Iedereen kent de berichten van de laatste jaren. Het gaat namelijk goed met onze economie. De industrie produceert meer, het consumentenvertrouwen stijgt en consumenten kopen ook steeds meer. De export is met 3,3 procent — ten opzichte van vorig jaar — flink gegroeid, de werkloosheid is aan het dalen en als klapper op de vuurpijl is het bruto binnenlands product (bbp) het eerste kwartaal van 2017 ten opzichte van een jaar geleden met 3,4 procent gestegen.
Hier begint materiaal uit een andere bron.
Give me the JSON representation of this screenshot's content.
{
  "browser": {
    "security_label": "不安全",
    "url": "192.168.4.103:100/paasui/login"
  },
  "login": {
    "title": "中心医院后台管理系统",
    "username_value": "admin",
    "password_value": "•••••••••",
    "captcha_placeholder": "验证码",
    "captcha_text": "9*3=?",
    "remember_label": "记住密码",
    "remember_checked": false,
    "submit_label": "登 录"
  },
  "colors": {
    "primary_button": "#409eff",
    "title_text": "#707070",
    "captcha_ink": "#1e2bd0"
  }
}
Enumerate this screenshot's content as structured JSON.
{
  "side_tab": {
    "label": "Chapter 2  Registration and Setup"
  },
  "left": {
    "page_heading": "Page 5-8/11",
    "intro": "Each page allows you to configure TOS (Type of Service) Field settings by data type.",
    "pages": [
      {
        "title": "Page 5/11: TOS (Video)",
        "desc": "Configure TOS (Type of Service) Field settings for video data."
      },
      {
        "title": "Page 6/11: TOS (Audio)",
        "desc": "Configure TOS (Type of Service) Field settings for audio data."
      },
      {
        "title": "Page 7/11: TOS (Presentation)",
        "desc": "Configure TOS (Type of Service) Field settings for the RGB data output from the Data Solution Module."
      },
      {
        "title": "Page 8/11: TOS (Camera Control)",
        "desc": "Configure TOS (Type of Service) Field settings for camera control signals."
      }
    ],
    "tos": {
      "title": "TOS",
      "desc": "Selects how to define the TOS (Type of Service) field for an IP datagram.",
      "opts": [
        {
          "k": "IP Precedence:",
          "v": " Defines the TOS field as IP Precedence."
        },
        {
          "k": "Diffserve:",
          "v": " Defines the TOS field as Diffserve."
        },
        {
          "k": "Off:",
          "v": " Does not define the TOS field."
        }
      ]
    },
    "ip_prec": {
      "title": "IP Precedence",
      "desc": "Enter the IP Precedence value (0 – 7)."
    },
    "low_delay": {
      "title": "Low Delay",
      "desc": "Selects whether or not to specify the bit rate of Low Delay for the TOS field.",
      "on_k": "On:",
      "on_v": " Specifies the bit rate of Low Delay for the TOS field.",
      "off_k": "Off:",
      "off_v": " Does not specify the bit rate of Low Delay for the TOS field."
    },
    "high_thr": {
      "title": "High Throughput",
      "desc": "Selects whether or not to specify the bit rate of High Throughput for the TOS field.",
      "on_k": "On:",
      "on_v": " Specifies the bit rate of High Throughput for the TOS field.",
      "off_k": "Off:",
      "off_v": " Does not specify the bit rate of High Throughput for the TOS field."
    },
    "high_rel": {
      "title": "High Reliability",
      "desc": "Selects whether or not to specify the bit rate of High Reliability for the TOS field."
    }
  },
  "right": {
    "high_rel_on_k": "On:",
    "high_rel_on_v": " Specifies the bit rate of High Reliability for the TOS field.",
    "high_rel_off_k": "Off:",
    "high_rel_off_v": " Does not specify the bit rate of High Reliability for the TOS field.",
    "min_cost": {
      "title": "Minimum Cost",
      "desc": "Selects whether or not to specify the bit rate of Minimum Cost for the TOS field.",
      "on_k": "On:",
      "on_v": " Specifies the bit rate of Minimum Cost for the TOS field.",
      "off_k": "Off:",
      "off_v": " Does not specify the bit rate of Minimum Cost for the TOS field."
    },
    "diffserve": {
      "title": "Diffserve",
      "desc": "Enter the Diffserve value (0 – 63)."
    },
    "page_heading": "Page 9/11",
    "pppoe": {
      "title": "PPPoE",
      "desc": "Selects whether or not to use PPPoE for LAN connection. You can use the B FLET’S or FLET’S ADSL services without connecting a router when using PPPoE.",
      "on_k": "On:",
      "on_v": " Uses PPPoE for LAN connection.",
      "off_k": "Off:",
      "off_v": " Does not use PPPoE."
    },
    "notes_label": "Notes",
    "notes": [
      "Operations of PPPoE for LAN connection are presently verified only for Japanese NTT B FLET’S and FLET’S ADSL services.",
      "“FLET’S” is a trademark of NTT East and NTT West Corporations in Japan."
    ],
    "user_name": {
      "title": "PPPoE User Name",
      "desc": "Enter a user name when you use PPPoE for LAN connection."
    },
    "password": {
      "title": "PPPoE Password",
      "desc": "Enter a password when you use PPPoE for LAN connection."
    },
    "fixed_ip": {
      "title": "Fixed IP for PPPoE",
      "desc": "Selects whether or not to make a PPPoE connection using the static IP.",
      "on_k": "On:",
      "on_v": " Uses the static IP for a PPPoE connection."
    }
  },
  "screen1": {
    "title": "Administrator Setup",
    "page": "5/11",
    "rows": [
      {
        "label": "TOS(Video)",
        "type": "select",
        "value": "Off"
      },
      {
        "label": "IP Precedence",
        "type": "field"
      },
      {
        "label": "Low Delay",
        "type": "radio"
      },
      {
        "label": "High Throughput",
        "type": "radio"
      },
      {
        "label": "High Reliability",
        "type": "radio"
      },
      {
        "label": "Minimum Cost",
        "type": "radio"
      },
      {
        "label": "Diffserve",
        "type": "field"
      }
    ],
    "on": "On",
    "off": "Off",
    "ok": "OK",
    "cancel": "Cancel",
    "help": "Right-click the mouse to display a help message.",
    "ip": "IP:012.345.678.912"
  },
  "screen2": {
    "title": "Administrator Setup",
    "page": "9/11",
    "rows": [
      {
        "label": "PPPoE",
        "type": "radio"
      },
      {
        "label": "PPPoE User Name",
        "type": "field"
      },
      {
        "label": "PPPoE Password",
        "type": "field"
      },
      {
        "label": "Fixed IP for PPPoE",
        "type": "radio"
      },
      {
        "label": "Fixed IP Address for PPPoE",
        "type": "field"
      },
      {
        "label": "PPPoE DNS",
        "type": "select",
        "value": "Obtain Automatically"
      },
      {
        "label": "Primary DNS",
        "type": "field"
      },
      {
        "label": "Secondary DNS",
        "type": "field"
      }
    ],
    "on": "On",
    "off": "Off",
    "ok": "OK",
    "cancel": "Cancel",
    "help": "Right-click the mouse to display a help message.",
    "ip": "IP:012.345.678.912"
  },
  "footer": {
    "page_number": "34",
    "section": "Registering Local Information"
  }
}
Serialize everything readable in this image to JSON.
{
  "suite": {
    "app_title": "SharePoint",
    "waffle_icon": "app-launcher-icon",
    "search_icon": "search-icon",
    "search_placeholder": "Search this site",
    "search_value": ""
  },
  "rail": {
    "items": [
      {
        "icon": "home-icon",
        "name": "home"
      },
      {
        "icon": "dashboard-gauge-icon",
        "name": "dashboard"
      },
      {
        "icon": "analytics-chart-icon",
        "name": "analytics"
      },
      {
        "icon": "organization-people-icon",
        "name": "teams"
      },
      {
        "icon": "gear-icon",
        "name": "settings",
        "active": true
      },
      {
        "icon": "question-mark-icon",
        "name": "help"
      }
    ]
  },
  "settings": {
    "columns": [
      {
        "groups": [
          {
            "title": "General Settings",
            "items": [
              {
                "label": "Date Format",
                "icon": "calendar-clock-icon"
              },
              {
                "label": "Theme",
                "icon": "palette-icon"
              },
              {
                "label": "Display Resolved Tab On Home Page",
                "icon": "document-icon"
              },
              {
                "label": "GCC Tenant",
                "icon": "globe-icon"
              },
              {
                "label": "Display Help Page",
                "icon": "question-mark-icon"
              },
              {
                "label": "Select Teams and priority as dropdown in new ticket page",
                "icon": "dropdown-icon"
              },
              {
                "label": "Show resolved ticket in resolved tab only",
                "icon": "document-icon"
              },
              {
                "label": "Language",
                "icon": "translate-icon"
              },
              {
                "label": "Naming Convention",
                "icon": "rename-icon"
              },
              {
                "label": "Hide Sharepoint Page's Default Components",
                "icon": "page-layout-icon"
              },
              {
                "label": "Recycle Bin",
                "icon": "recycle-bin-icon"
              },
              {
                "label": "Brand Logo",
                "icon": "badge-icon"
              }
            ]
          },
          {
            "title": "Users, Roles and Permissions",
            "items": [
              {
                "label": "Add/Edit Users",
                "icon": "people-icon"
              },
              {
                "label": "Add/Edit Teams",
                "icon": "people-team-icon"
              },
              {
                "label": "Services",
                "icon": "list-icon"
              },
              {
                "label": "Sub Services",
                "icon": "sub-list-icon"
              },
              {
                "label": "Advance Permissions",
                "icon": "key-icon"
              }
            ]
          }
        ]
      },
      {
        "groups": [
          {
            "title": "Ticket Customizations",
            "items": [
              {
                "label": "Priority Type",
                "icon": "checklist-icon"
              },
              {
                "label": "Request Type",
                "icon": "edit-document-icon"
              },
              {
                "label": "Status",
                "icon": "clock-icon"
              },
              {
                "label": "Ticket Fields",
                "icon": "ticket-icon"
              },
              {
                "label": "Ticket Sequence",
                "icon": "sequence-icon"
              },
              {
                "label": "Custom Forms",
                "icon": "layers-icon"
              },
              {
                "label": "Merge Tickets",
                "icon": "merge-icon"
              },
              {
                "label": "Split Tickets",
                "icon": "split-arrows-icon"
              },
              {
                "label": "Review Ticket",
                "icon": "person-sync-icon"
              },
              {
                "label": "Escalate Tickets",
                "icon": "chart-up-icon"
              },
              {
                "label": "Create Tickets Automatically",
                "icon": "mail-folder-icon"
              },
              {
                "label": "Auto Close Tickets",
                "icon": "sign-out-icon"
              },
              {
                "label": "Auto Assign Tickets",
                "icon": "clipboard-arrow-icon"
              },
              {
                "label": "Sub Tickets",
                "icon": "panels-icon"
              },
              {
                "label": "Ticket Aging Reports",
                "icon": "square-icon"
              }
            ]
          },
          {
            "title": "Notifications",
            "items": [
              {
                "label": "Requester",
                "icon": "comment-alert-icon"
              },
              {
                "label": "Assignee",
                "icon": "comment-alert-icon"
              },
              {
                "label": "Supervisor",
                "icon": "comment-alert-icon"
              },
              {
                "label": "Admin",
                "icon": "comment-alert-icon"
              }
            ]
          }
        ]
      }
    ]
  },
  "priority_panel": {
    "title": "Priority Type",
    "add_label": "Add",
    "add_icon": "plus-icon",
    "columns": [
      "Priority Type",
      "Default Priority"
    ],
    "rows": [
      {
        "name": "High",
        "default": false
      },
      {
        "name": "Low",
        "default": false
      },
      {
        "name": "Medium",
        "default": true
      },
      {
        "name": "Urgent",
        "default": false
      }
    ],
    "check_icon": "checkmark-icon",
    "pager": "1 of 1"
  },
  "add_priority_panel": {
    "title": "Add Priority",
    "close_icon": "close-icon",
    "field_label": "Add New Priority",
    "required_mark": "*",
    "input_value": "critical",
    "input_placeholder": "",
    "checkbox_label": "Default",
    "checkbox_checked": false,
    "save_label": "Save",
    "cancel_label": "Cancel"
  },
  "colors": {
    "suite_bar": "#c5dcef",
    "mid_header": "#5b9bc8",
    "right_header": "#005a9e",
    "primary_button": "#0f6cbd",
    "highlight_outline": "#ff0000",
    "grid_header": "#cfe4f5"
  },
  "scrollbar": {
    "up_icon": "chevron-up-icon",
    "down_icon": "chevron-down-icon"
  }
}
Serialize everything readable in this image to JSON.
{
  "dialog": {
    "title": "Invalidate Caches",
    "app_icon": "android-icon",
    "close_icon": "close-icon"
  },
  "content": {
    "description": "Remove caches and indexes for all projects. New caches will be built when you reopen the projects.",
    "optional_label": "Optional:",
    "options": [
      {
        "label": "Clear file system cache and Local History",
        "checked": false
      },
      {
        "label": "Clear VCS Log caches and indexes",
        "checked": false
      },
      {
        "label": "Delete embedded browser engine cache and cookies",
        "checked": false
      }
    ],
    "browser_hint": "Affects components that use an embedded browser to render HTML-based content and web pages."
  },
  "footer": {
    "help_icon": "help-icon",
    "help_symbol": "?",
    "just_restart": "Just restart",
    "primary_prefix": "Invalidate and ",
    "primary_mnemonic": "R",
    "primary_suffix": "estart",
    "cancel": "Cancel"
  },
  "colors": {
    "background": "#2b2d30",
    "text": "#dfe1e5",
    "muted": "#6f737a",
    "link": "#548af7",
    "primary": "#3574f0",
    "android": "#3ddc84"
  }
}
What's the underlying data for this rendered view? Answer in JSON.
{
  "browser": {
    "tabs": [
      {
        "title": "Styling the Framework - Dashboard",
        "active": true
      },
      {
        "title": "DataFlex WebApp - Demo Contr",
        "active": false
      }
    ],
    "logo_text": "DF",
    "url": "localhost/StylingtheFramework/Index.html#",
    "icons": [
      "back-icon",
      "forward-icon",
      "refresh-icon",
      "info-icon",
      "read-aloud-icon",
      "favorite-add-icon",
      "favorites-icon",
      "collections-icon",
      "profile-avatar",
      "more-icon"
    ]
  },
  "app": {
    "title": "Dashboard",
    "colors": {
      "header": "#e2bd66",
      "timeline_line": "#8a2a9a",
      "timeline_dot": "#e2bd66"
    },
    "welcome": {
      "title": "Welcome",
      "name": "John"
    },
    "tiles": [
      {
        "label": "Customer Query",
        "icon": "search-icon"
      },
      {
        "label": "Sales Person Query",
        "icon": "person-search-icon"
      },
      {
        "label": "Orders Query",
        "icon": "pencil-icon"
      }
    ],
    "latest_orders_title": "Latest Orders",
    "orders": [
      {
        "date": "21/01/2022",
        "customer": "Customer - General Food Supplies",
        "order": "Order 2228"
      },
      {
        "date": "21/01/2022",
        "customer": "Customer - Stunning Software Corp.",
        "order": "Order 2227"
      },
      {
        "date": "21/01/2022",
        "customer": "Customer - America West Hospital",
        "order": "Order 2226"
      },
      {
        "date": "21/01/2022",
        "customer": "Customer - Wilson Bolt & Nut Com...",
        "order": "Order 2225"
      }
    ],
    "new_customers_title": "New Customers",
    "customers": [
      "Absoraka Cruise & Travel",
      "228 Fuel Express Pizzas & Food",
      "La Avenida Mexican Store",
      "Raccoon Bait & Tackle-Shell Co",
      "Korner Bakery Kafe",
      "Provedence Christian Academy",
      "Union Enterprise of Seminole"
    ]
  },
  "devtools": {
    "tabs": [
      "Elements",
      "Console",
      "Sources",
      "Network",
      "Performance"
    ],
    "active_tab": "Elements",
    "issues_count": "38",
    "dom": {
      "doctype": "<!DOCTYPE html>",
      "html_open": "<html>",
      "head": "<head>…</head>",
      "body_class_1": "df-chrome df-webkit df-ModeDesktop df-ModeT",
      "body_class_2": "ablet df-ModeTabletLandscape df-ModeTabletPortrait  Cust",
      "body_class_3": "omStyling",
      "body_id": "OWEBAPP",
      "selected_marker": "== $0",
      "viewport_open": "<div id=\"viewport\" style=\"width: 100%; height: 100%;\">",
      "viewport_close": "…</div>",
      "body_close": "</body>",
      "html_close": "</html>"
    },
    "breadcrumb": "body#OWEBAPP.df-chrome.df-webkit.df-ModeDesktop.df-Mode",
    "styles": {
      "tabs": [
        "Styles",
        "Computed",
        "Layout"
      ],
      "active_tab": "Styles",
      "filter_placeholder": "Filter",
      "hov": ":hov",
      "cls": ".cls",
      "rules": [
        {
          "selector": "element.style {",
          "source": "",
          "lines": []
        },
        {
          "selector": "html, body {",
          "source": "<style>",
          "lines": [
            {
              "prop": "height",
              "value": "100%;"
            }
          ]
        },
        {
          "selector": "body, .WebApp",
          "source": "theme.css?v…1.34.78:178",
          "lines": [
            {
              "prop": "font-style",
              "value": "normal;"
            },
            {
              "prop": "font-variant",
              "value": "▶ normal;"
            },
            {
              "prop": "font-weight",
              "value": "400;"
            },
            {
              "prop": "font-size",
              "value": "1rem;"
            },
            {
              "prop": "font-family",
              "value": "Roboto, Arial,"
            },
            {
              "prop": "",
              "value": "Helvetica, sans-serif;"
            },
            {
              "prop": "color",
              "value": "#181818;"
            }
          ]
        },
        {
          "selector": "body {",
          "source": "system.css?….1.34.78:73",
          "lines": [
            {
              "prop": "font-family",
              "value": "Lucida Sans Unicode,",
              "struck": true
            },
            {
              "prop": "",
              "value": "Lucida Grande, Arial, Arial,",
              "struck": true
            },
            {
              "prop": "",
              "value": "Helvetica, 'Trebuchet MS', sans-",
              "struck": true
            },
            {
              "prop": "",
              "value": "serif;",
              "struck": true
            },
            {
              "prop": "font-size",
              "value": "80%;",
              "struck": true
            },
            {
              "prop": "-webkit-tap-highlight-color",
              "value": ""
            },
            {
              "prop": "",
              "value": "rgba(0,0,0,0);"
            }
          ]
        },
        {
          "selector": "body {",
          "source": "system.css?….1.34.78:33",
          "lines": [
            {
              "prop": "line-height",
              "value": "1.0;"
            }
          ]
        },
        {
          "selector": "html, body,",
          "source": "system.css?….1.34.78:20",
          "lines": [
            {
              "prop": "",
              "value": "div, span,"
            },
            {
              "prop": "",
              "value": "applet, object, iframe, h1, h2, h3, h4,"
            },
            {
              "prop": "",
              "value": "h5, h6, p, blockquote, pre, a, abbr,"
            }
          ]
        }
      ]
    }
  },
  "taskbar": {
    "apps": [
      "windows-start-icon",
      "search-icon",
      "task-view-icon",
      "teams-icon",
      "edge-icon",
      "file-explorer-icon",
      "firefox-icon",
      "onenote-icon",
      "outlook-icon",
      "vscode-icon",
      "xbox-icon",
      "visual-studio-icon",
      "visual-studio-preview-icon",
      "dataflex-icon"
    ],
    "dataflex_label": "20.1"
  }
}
Kortom, economisch gezien kan Nederland zijn geluk niet op.

Het bbp drukt de totale marktwaarde uit van goederen en diensten die binnen de grenzen van een land in een jaar geproduceerd worden. Hiermee wordt een poging gedaan het welzijn van een land samen te vatten, maar daar wringt gelijk de schoen. Waar blijven immateriële zaken als mantelzorg en het helpen van vrienden bij een verhuizing in deze berekening?

Om het bbp-denken te ontkrachten en de discussie over wat een goede economie is, is het financieel-economische platform Follow the Money een bbp-dossier gestart onder de noemer ‘de economische religie‘.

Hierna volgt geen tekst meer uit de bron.